Commitments are equivalent to statistically-verifiable one-way state generators

Speaker:
Organiser:
Raghuvansh Saxena
Date:
Tuesday, 2 Sep 2025, 16:00 to 17:00
Venue:
via Zoom in A201
Category:
Abstract

One-way state generators (OWSG) are natural quantum analogs to classical one-way functions. We consider statistically-verifiable OWSGs (sv-OWSG), which are potentially weaker objects than OWSGs. We show that O(n/log(n))-copy sv-OWSGs (n represents the input length) are equivalent to poly(n)-copy sv-OWSGs and to quantum commitments. Since known results show that o(n/log(n))-copy OWSGs cannot imply commitments (unless they exist unconditionally), this shows that O(n/log(n))-copy sv-OWSGs are the weakest OWSGs from which we can get commitments (and hence much of quantum cryptography).

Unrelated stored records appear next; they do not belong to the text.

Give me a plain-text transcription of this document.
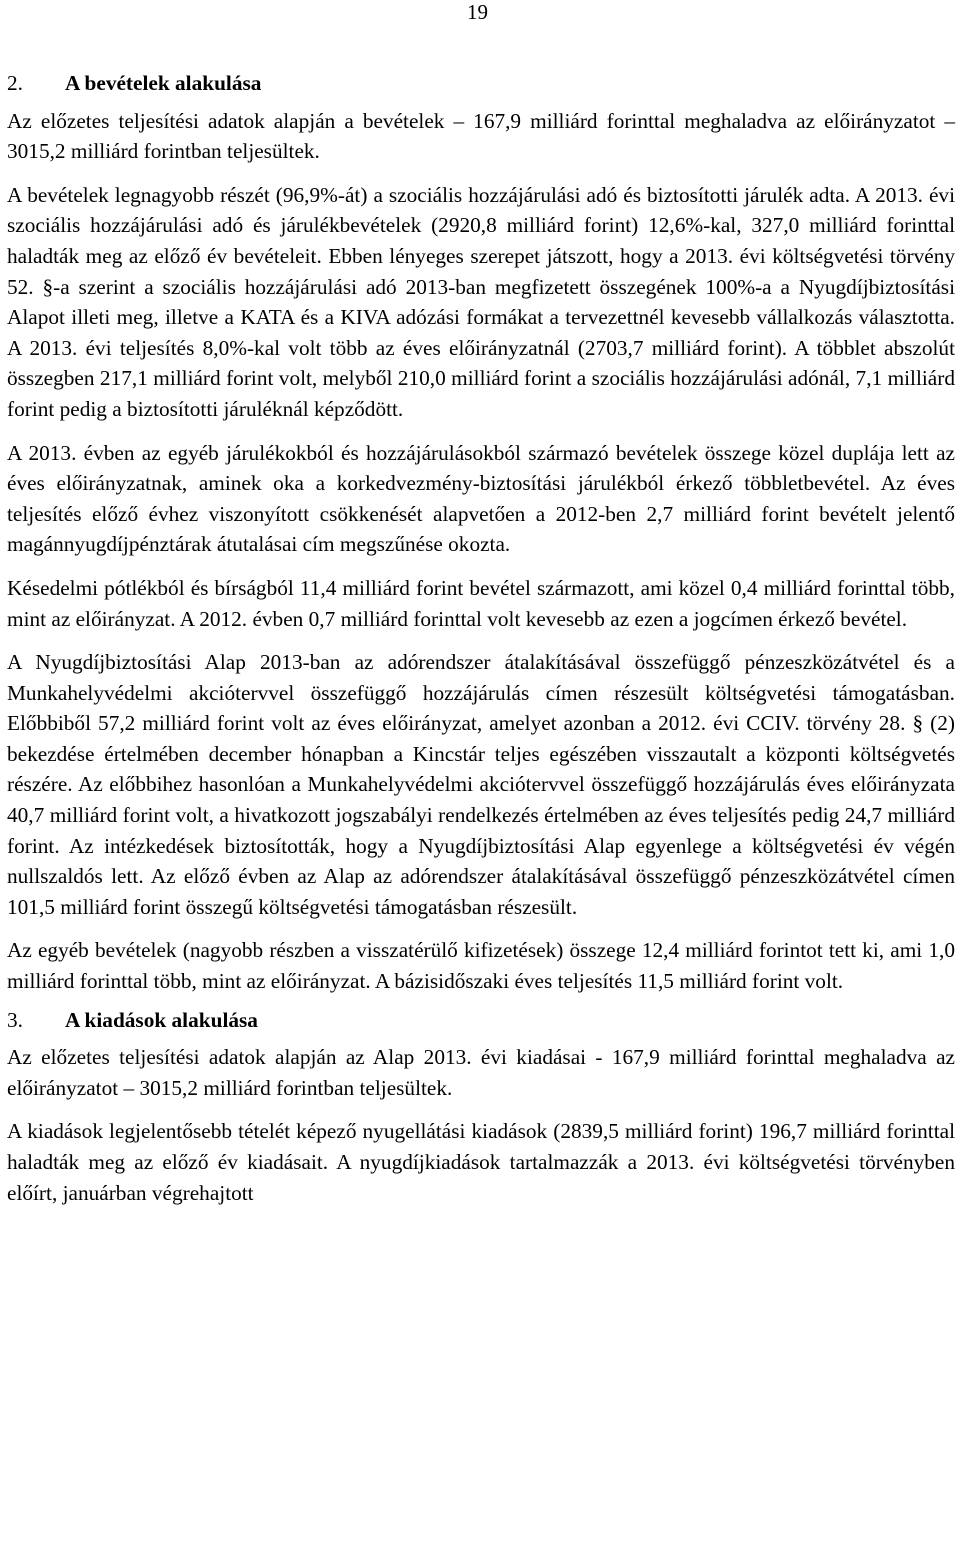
19
2. A bevételek alakulása

Az előzetes teljesítési adatok alapján a bevételek – 167,9 milliárd forinttal meghaladva az előirányzatot – 3015,2 milliárd forintban teljesültek.

A bevételek legnagyobb részét (96,9%-át) a szociális hozzájárulási adó és biztosítotti járulék adta. A 2013. évi szociális hozzájárulási adó és járulékbevételek (2920,8 milliárd forint) 12,6%-kal, 327,0 milliárd forinttal haladták meg az előző év bevételeit. Ebben lényeges szerepet játszott, hogy a 2013. évi költségvetési törvény 52. §-a szerint a szociális hozzájárulási adó 2013-ban megfizetett összegének 100%-a a Nyugdíjbiztosítási Alapot illeti meg, illetve a KATA és a KIVA adózási formákat a tervezettnél kevesebb vállalkozás választotta. A 2013. évi teljesítés 8,0%-kal volt több az éves előirányzatnál (2703,7 milliárd forint). A többlet abszolút összegben 217,1 milliárd forint volt, melyből 210,0 milliárd forint a szociális hozzájárulási adónál, 7,1 milliárd forint pedig a biztosítotti járuléknál képződött.

A 2013. évben az egyéb járulékokból és hozzájárulásokból származó bevételek összege közel duplája lett az éves előirányzatnak, aminek oka a korkedvezmény-biztosítási járulékból érkező többletbevétel. Az éves teljesítés előző évhez viszonyított csökkenését alapvetően a 2012-ben 2,7 milliárd forint bevételt jelentő magánnyugdíjpénztárak átutalásai cím megszűnése okozta.

Késedelmi pótlékból és bírságból 11,4 milliárd forint bevétel származott, ami közel 0,4 milliárd forinttal több, mint az előirányzat. A 2012. évben 0,7 milliárd forinttal volt kevesebb az ezen a jogcímen érkező bevétel.

A Nyugdíjbiztosítási Alap 2013-ban az adórendszer átalakításával összefüggő pénzeszközátvétel és a Munkahelyvédelmi akciótervvel összefüggő hozzájárulás címen részesült költségvetési támogatásban. Előbbiből 57,2 milliárd forint volt az éves előirányzat, amelyet azonban a 2012. évi CCIV. törvény 28. § (2) bekezdése értelmében december hónapban a Kincstár teljes egészében visszautalt a központi költségvetés részére. Az előbbihez hasonlóan a Munkahelyvédelmi akciótervvel összefüggő hozzájárulás éves előirányzata 40,7 milliárd forint volt, a hivatkozott jogszabályi rendelkezés értelmében az éves teljesítés pedig 24,7 milliárd forint. Az intézkedések biztosították, hogy a Nyugdíjbiztosítási Alap egyenlege a költségvetési év végén nullszaldós lett. Az előző évben az Alap az adórendszer átalakításával összefüggő pénzeszközátvétel címen 101,5 milliárd forint összegű költségvetési támogatásban részesült.

Az egyéb bevételek (nagyobb részben a visszatérülő kifizetések) összege 12,4 milliárd forintot tett ki, ami 1,0 milliárd forinttal több, mint az előirányzat. A bázisidőszaki éves teljesítés 11,5 milliárd forint volt.

3. A kiadások alakulása

Az előzetes teljesítési adatok alapján az Alap 2013. évi kiadásai - 167,9 milliárd forinttal meghaladva az előirányzatot – 3015,2 milliárd forintban teljesültek.

A kiadások legjelentősebb tételét képező nyugellátási kiadások (2839,5 milliárd forint) 196,7 milliárd forinttal haladták meg az előző év kiadásait. A nyugdíjkiadások tartalmazzák a 2013. évi költségvetési törvényben előírt, januárban végrehajtott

Our construction follows along the lines of Hastad, Impagliazzo, Levin, and Luby [HILL 99], who obtained classical pseudorandom generators (PRG) from classical one-way functions (OWF), however, with crucial modifications. Our construction, when applied to the classical case, provides an alternative to the classical construction to obtain a classical mildly non-uniform PRG from any classical OWF (from which a uniform PRG can be obtained follwing along [HILL 99]). Since we do not argue conditioned on the output, our construction and analysis are arguably simpler and may be of independent interest.

Talk based on: Commitments are equivalent to one-way state generators. Rishabh Batra, Rahul Jain. FOCS, 2024. QCrypt, 2024. TQC, 2025.  ArXiv:2404.03220.

Short Bio:
Rahul Jain is a Professor at the Computer Science Department, National University of Singapore (NUS). He was an Associate Professor from 2013 to 2019 and an Assistant Professor from 2009 to 2013 at NUS. He obtained his PhD from the Tata Institute of Fundamental Research (TIFR), Mumbai, India, in 2003. He was a post-doctoral researcher at the University of California at Berkeley, USA, from 2004 to 2006 and at the Institute for Quantum Computing (IQC), University of Waterloo, Canada, from 2006 to 2008. He obtained a Bachelor's degree (B.Tech) in Electrical and Electronics Engineering from the Indian Institute of Technology, Mumbai (IITB), India, in 1997. He has been a Principal Investigator at the Centre for Quantum Technologies (CQT) in Singapore since 2009.